- Theatrical release poster
- Directed by: Steve Buscemi
- Written by: Alessandro Camon
- Produced by: Wren Arthur; Steve Buscemi; Oren Moverman; Lauren Hantz; Tessa Thompson;
- Starring: Tessa Thompson;
- Cinematography: Anka Malatynska
- Edited by: Kate Williams
- Music by: Aska Matsumiya
- Production companies: Hantz Motion Pictures; Olive Productions; Sight Unseen Pictures;
- Distributed by: Vertical Entertainment
- Release dates: September 9, 2022 (Venice); March 29, 2024 (United States);
- Running time: 96 minutes
- Country: United States
- Language: English

= The Listener (film) =

2022 film by Steve Buscemi

The Listener is a 2022 American drama film directed by Steve Buscemi and written by Alessandro Camon. It stars Tessa Thompson in the film's only on-screen role as a helpline volunteer.

The film premiered at the 2022 Venice International Film Festival, and was released in the United States by Vertical Entertainment on March 29, 2024.

==Plot==

Beth, a "listener" for callers to simply talk to, receives a call from a previous inmate who was just released a year ago, a man that just told his wife he doesn't love her anymore and a young woman whose abusive boyfriend wants to pimp her out which upsets Beth.
Beth then receives a call from a child sex offender, and he talks about his recent actions and asks Beth personal questions about her looks, challenging her that she doesn't understand his problems and difficulties because she's "good looking" and that he is horrid, and an evolutionary failure. She soon becomes uncomfortable speaking to this individual and ends the call.
As she goes through each call she receives, she uses methods to deter her vulnerability but also provides resources and encouragement to the callers.

==Cast==
- Tessa Thompson as Beth

===Voice cast===
- Margaret Cho as Corinne
- Rebecca Hall as Laura
- Alia Shawkat as Sharon
- Logan Marshall-Green as Michael
- Derek Cecil as Andy
- Blu del Barrio as Jinx
- Ricky Velez as Ellis
- Jamie Hector as Ray
- Casey Wilson as Ruby
- Bobby Soto as Chris

==Production==
The Listener was directed by Buscemi from a script by Alessandro Camon. It is an American co-production between Olive Productions, Sight Unseen Pictures, and Hantz Motion Pictures.

Principal photography took place in Los Angeles between August and September 2021.

==Release==
The Listener premiered as the closing film of the Giornate Degli Autori section of the 2022 Venice International Film Festival on September 9, 2022. It also screened
in Industry Selects section of the 2022 Toronto International Film Festival.

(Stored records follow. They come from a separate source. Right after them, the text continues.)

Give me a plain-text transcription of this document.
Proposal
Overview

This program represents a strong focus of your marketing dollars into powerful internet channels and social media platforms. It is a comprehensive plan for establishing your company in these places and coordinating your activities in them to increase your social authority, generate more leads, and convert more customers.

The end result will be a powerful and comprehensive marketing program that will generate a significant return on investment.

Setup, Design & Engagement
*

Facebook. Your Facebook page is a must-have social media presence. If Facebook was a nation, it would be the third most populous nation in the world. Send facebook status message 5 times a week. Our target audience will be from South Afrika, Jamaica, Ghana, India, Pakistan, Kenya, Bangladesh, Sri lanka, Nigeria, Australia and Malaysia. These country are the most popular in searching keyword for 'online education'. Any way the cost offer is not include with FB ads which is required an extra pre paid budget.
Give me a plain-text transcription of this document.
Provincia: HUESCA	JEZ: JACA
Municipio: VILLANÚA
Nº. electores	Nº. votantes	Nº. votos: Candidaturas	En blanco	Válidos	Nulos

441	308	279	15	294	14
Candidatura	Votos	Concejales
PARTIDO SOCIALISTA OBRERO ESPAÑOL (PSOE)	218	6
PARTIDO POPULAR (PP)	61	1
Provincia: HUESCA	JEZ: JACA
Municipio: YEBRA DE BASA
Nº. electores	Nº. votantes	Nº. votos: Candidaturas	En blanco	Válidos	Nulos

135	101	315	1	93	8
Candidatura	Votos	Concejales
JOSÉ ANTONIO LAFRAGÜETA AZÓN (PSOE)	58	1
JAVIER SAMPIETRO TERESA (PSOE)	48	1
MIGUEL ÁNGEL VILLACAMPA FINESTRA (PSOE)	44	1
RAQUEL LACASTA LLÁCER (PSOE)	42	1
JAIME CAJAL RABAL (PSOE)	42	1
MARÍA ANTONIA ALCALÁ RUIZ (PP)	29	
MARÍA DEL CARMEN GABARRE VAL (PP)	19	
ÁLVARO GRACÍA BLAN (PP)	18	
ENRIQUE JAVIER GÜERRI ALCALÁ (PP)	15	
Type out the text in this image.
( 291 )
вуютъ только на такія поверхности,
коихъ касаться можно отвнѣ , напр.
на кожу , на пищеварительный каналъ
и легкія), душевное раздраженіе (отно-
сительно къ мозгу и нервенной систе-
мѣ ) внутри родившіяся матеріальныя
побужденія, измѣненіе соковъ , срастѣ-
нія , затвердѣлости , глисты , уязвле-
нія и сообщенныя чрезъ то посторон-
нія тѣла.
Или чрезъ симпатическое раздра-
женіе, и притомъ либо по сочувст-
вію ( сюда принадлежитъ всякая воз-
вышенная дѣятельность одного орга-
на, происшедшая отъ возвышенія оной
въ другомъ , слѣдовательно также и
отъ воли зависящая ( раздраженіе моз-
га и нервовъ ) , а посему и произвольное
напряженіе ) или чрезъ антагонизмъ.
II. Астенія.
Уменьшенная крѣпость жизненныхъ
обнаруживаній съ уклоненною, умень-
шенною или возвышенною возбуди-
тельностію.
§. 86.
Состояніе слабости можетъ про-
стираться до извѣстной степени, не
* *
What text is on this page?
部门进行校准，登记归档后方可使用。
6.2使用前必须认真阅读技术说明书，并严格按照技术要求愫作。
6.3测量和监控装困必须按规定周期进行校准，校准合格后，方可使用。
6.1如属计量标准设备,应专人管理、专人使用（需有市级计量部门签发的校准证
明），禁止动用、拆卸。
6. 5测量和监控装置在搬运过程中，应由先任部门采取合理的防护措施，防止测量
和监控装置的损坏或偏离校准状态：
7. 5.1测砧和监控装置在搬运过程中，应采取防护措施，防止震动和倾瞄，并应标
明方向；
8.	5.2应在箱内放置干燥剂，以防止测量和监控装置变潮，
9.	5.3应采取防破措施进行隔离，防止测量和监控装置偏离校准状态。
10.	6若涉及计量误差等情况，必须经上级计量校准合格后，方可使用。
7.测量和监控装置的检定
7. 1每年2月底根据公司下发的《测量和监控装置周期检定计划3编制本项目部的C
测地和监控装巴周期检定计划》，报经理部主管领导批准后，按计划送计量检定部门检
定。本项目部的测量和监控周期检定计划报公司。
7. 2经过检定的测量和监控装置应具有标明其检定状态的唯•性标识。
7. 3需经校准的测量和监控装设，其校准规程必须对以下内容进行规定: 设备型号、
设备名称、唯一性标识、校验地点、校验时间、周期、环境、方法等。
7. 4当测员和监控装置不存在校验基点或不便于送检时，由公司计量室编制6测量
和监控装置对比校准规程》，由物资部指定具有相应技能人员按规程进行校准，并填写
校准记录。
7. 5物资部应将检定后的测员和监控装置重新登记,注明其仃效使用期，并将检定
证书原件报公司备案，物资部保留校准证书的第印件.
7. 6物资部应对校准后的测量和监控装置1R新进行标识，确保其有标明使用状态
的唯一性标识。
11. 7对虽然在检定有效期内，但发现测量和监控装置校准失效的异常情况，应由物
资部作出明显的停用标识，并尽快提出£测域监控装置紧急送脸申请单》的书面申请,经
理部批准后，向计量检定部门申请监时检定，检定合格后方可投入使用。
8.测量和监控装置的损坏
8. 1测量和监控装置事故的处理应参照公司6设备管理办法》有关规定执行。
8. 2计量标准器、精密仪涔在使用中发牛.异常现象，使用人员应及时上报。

In February 2024, Vertical Entertainment acquired distribution rights to the film in North America, United Kingdom and Ireland, scheduling it for a day-and-date release in the United States on March 29, 2024.

==Reception==
 Metacritic, which uses a weighted average, assigned the film a score of 64 out of 100, based on 9 critics, indicating "generally favorable" reviews.